I absolutely love being able to bring horror from around the world to people who may not have a chance to see it otherwise. Sure, you can always look most things up but unless someone covers every short film and then someone else finds that coverage most of these movies go unseen. They serve simply as passion projects, or calling cards. Having made a couple of shorts myself and having worked on some, I know how much time, money, and passion go into these. Most of these films are unpaid for the crew and come off as a loss for the filmmaker unless they are able to find an outlet to sell copies of it. You can try to get them seen at festivals but so many of them price out the average filmmaker for a submission fee that I am not sure many choose to afford the cost. Especially when there’s a slim chance they’ll be shown.
I know I submitted my two several and had to target the lower entry fee ones and only got one short shown at one festival.
It stinks.
It’s frustrating.
I get it, to a degree.
Each festival has its own vibe and audience they are targeting.
They have their own criteria as to what they want to show.
It’s like finding a publisher or an agent or a whatever.
It feels like so much gatekeeping, and it is, but it’d be nice if once in a while the gate opened.
I feel AWFUL when I have to reject (most) movies. I feel guilty because who am I to judge a film as ‘good’ or ‘bad’, so I just judge if they are a good fit or not. I know what I am going for and what I think will work for this area and I look for that. I try to capture a wide spectrum of what horror is, from funny to weird to scary to gross to ridiculous. It all has a place under the tent.
I’m not sure it does much for the filmmakers whose work is shown but I like to think that it at least gives them the drive to keep pushing and fighting. I hope that that small glimmer gives them a little push forward.
I do my best to keep the entry fee low – one buck – so people can afford it, but don’t want to make it free because there needs to be SOME sort of gate or you just get inundated with all manner of films that don’t fit what you’re trying to do at all. I have seen that happen. And have seen how flooded you get with movies.
Which sounds like a great problem to have but over the course of a day I showed 47 shorts this year, out of 150. One year we got 1100 films, which was insane and had to be watched by a very small handful of us.

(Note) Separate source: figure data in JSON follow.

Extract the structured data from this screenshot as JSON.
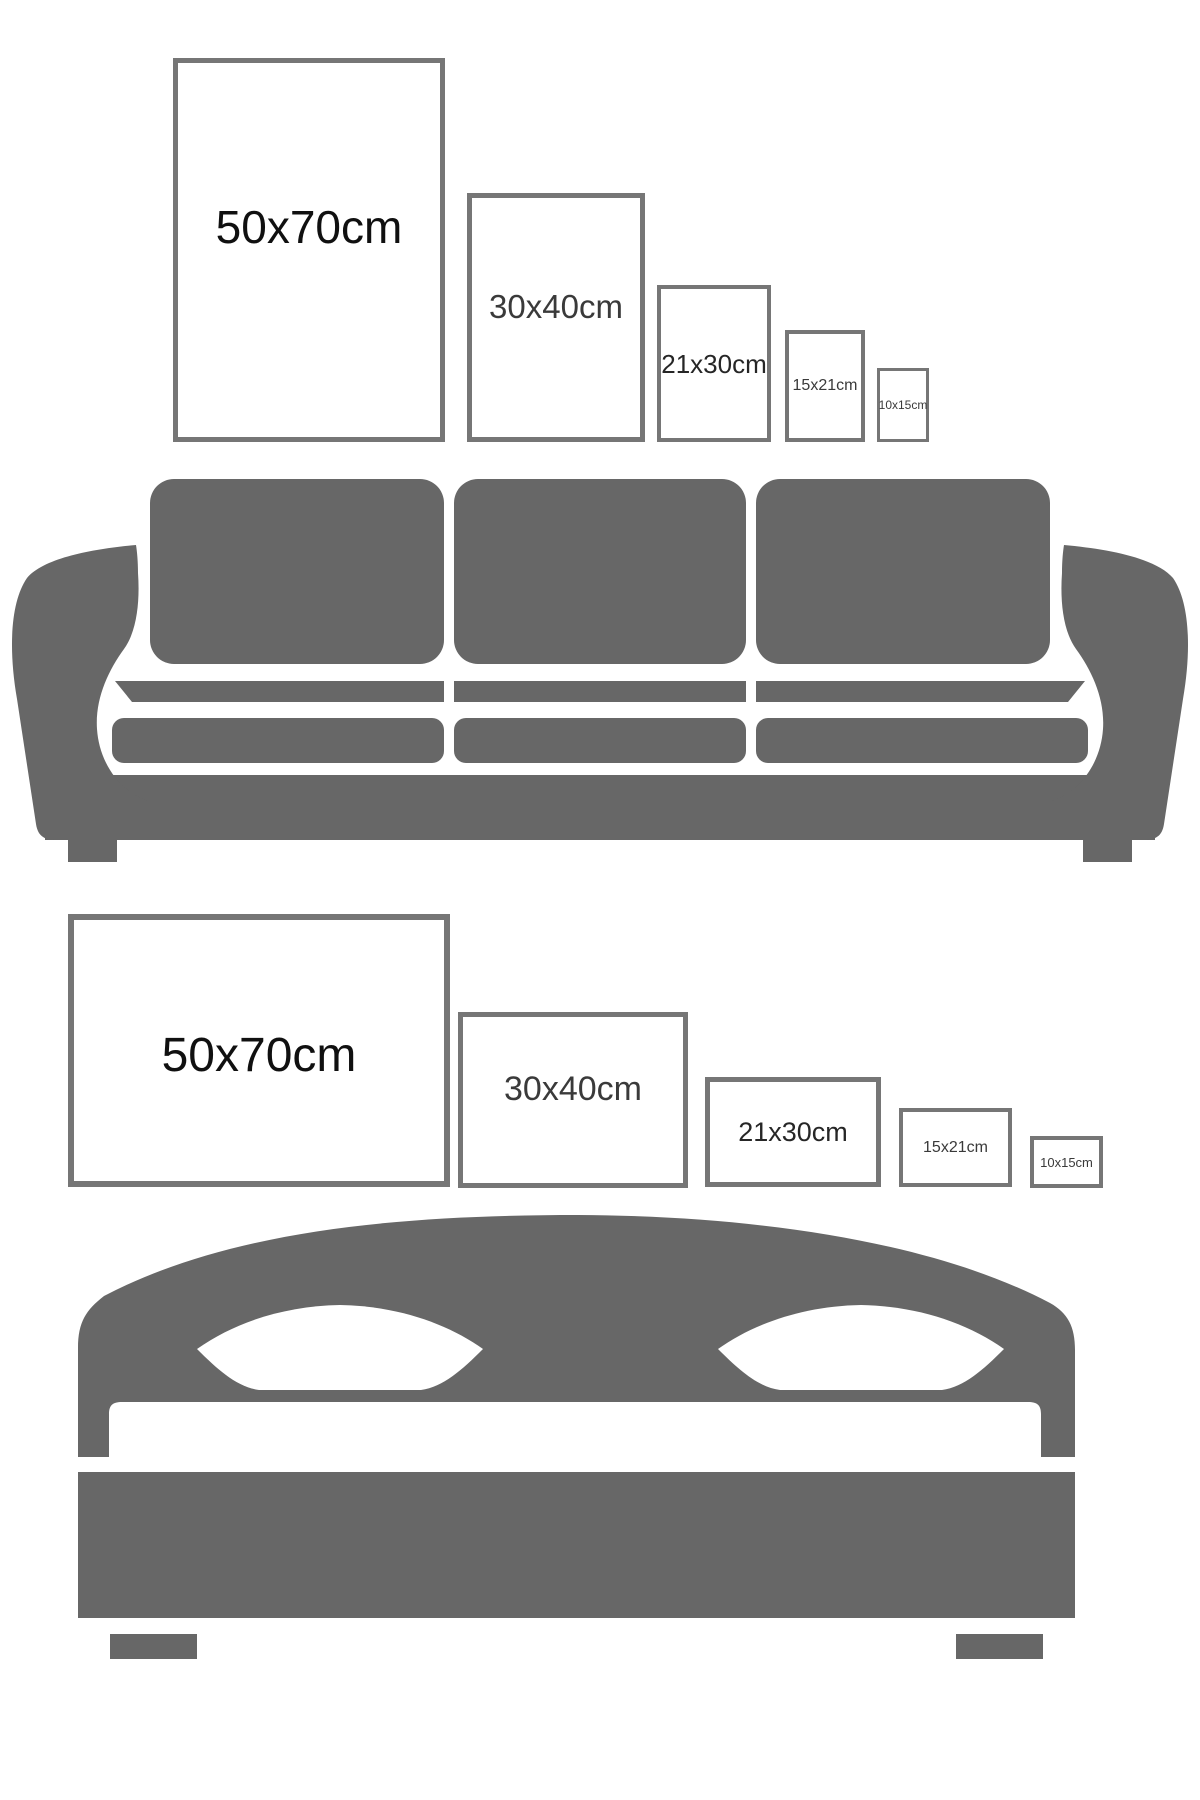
{
  "colors": {
    "background": "#ffffff",
    "furniture": "#676767",
    "frame_border": "#767676",
    "pillow_cutout": "#ffffff"
  },
  "sizes": {
    "portrait": [
      {
        "label": "50x70cm"
      },
      {
        "label": "30x40cm"
      },
      {
        "label": "21x30cm"
      },
      {
        "label": "15x21cm"
      },
      {
        "label": "10x15cm"
      }
    ],
    "landscape": [
      {
        "label": "50x70cm"
      },
      {
        "label": "30x40cm"
      },
      {
        "label": "21x30cm"
      },
      {
        "label": "15x21cm"
      },
      {
        "label": "10x15cm"
      }
    ]
  },
  "illustrations": {
    "sofa": "sofa-silhouette",
    "bed": "bed-silhouette"
  }
}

It’s a time sink, to be sure, but it’s worth it.
For me at least.
That’s also a key reason the festival was free.
It always seems weird to make money on a space you get for free, but in this case, it was about the community and the fans.
Whatever that means to someone.
I know that as a kid, as a teen, and as a younger adult I wish there were some of the events going on that I have been a part of.
I wish there was more horror and film events in this area that I connected with.
Hopefully someone out there gets something out of all of this or else I am sorta singing into a mirror.
Who can say.
I know that not a lot of folks come to these things, but for those that do, I am glad that these events are there for them. That there’s something there.
I know I love being able to bring the world to Flint though through these short films, and to show that at our cores, we’re the same, and that’s what matters most.